A 10bhp power increase over the standard 190-horsepower Juke doesn’t seem like much and it isn’t, but strides have been made in the outright handling thanks to a mechanical limited-slip differential between the front wheels, as well as stiffer… well, more or less everything. But the really impressive bit is that where most manufacturers’ ‘sport suspension’ simply rattles your fillings out, the Juke rides firmly but compliantly, taking speed bumps in its stride thanks to significantly better damping characteristics than you’ll see in most other places. For those who know, it’s reminiscent of a Renaultsport Clio, which is high praise.

Combined with good steering, a flat attitude through corners and engine tuning that encourages you to aim for the 6,250rpm redline, the Juke Nismo can build up a remarkable flow through and between bends, albeit to a soundtrack that could be more rorty and exciting. You can bring the back end into play on turn-in, though, and a forgiving nature on down-shifts makes it easier to be smooth when dropping down a cog or two, which is always nice.

The Juke is heavily styled and intentionally so, but while the standard one can look a little undercooked the much more aggressive visage of Nismo trim suits the car’s shape down to the ground. The bigger, darkened wheels are key to filling out its proportions. Some problems with the Juke can’t be sorted with styling, however, and the boot is still on the small side. Much more space could be accessed beneath the boot floor but on the test car it was taken up with a large and vacant tool kit bay.

There’s enough rear passenger space to thoroughly shame a Mini, though, and rear doors to allow people to get at it. The Cooper S is seen as a key rival and Nissan hopes the obvious extra practicality will make their newbie more appealing. Short gearing and a close set of ratios means the Juke Nismo cruises at high-ish revs, but can handle up-shifts sooner around town, keeping revs and fuel consumption lower.

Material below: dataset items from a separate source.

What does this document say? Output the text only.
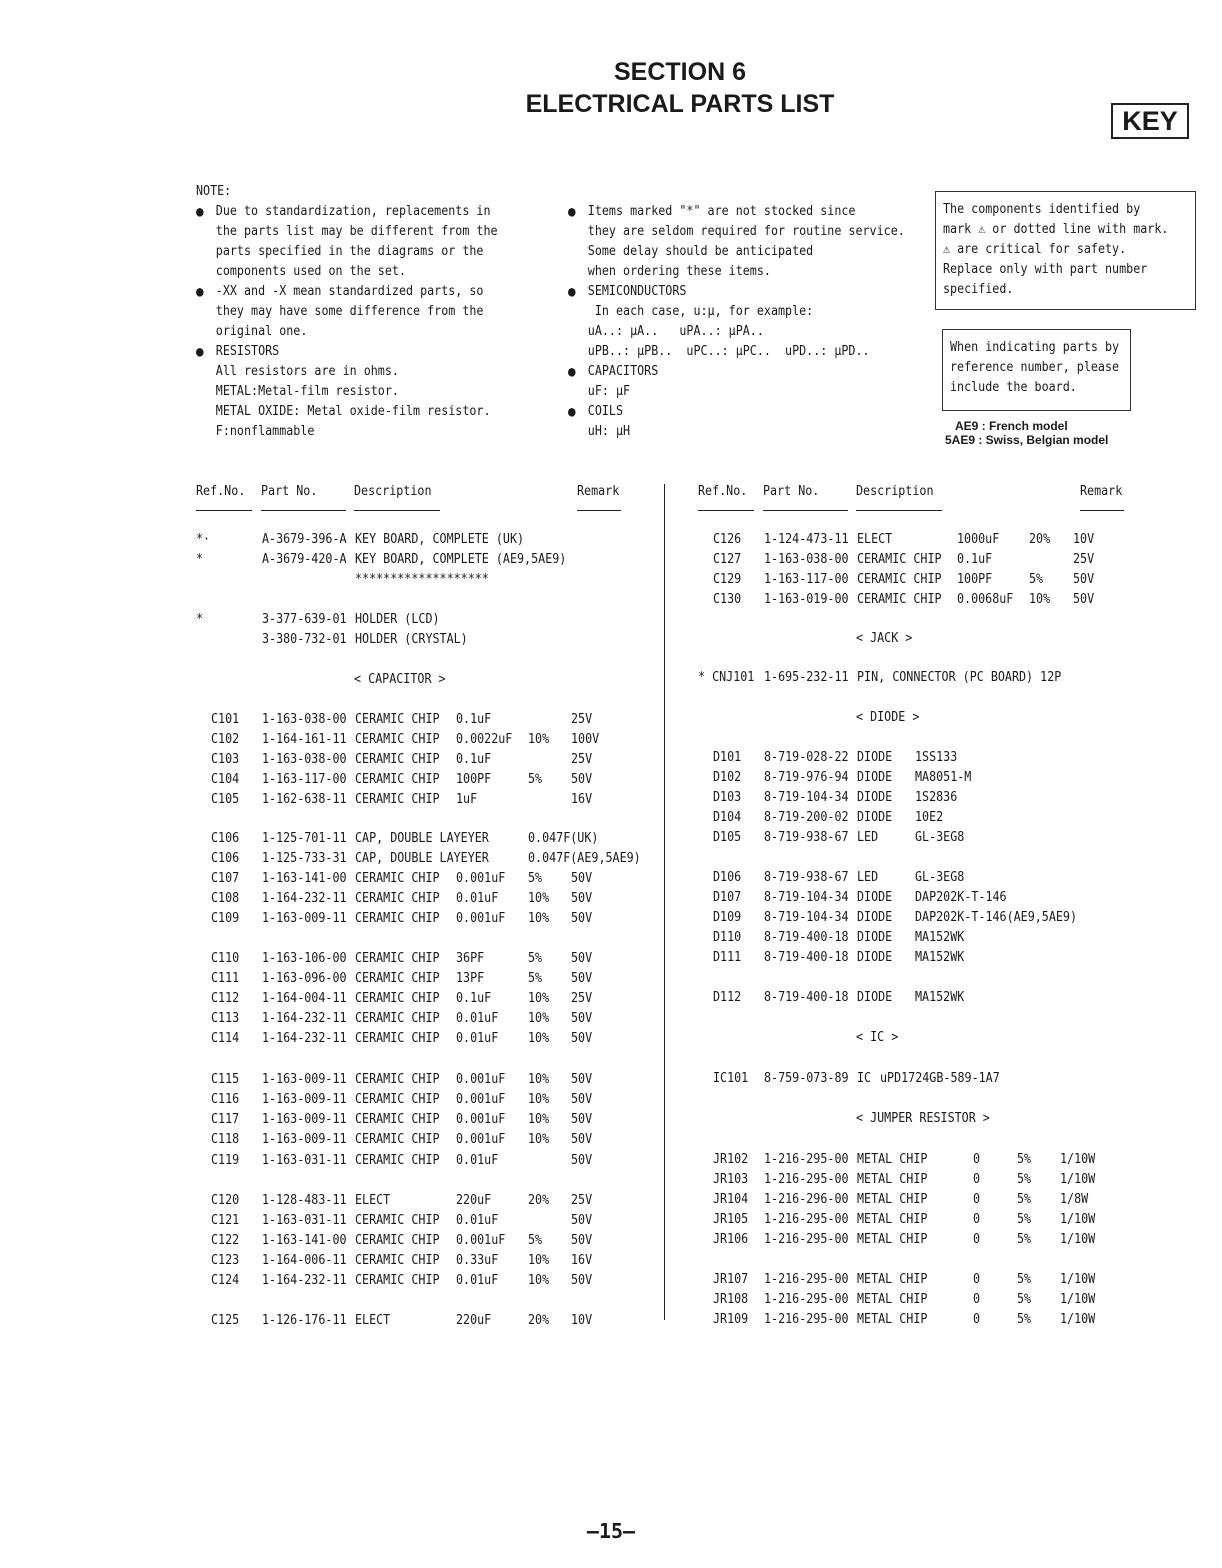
SECTION 6
ELECTRICAL PARTS LIST
KEY
NOTE:
● Due to standardization, replacements in
the parts list may be different from the
parts specified in the diagrams or the
components used on the set.
● -XX and -X mean standardized parts, so
they may have some difference from the
original one.
● RESISTORS
All resistors are in ohms.
METAL:Metal-film resistor.
METAL OXIDE: Metal oxide-film resistor.
F:nonflammable
● Items marked "*" are not stocked since
they are seldom required for routine service.
Some delay should be anticipated
when ordering these items.
● SEMICONDUCTORS
In each case, u:μ, for example:
uA..: μA..   uPA..: μPA..
uPB..: μPB..  uPC..: μPC..  uPD..: μPD..
● CAPACITORS
uF: μF
● COILS
uH: μH
The components identified by
mark ⚠ or dotted line with mark.
⚠ are critical for safety.
Replace only with part number
specified.
When indicating parts by
reference number, please
include the board.
AE9 : French model
5AE9 : Swiss, Belgian model
Ref.No. Part No.	Description	Remark	Ref.No. Part No.	Description	Remark
*·	A-3679-396-A KEY BOARD, COMPLETE (UK)
*	A-3679-420-A KEY BOARD, COMPLETE (AE9,5AE9)
*******************
*	3-377-639-01 HOLDER (LCD)
3-380-732-01 HOLDER (CRYSTAL)
< CAPACITOR >
C101 1-163-038-00 CERAMIC CHIP 0.1uF	25V
C102 1-164-161-11 CERAMIC CHIP 0.0022uF 10% 100V
C103 1-163-038-00 CERAMIC CHIP 0.1uF	25V
C104 1-163-117-00 CERAMIC CHIP 100PF	5% 50V
C105 1-162-638-11 CERAMIC CHIP 1uF	16V
C106 1-125-701-11 CAP, DOUBLE LAYEYER	0.047F(UK)
C106 1-125-733-31 CAP, DOUBLE LAYEYER	0.047F(AE9,5AE9)
C107 1-163-141-00 CERAMIC CHIP 0.001uF 5% 50V
C108 1-164-232-11 CERAMIC CHIP 0.01uF 10% 50V
C109 1-163-009-11 CERAMIC CHIP 0.001uF 10% 50V
C110 1-163-106-00 CERAMIC CHIP 36PF	5% 50V
C111 1-163-096-00 CERAMIC CHIP 13PF	5% 50V
C112 1-164-004-11 CERAMIC CHIP 0.1uF	10% 25V
C113 1-164-232-11 CERAMIC CHIP 0.01uF 10% 50V
C114 1-164-232-11 CERAMIC CHIP 0.01uF 10% 50V
C115 1-163-009-11 CERAMIC CHIP 0.001uF 10% 50V
C116 1-163-009-11 CERAMIC CHIP 0.001uF 10% 50V
C117 1-163-009-11 CERAMIC CHIP 0.001uF 10% 50V
C118 1-163-009-11 CERAMIC CHIP 0.001uF 10% 50V
C119 1-163-031-11 CERAMIC CHIP 0.01uF	50V
C120 1-128-483-11 ELECT	220uF	20% 25V
C121 1-163-031-11 CERAMIC CHIP 0.01uF	50V
C122 1-163-141-00 CERAMIC CHIP 0.001uF 5% 50V
C123 1-164-006-11 CERAMIC CHIP 0.33uF 10% 16V
C124 1-164-232-11 CERAMIC CHIP 0.01uF 10% 50V
C125 1-126-176-11 ELECT	220uF	20% 10V
C126 1-124-473-11 ELECT	1000uF 20% 10V
C127 1-163-038-00 CERAMIC CHIP 0.1uF	25V
C129 1-163-117-00 CERAMIC CHIP 100PF	5% 50V
C130 1-163-019-00 CERAMIC CHIP 0.0068uF 10% 50V
< JACK >
* CNJ101 1-695-232-11 PIN, CONNECTOR (PC BOARD) 12P
< DIODE >
D101 8-719-028-22 DIODE 1SS133
D102 8-719-976-94 DIODE MA8051-M
D103 8-719-104-34 DIODE 1S2836
D104 8-719-200-02 DIODE 10E2
D105 8-719-938-67 LED	GL-3EG8
D106 8-719-938-67 LED	GL-3EG8
D107 8-719-104-34 DIODE DAP202K-T-146
D109 8-719-104-34 DIODE DAP202K-T-146(AE9,5AE9)
D110 8-719-400-18 DIODE MA152WK
D111 8-719-400-18 DIODE MA152WK
D112 8-719-400-18 DIODE MA152WK
< IC >
IC101 8-759-073-89 IC uPD1724GB-589-1A7
< JUMPER RESISTOR >
JR102 1-216-295-00 METAL CHIP	0	5% 1/10W
JR103 1-216-295-00 METAL CHIP	0	5% 1/10W
JR104 1-216-296-00 METAL CHIP	0	5% 1/8W
JR105 1-216-295-00 METAL CHIP	0	5% 1/10W
JR106 1-216-295-00 METAL CHIP	0	5% 1/10W
JR107 1-216-295-00 METAL CHIP	0	5% 1/10W
JR108 1-216-295-00 METAL CHIP	0	5% 1/10W
JR109 1-216-295-00 METAL CHIP	0	5% 1/10W
—15—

It’s civilised and composed at low speed and gives a better view ahead from its higher driving position than its rivals. Everyday life for young adults for three or more years would be no problem. Although you couldn’t say the Juke Nismo has everything, it does away with what the target audience doesn’t need and gives them more of what they want. The more you drive it, the more impressive it becomes.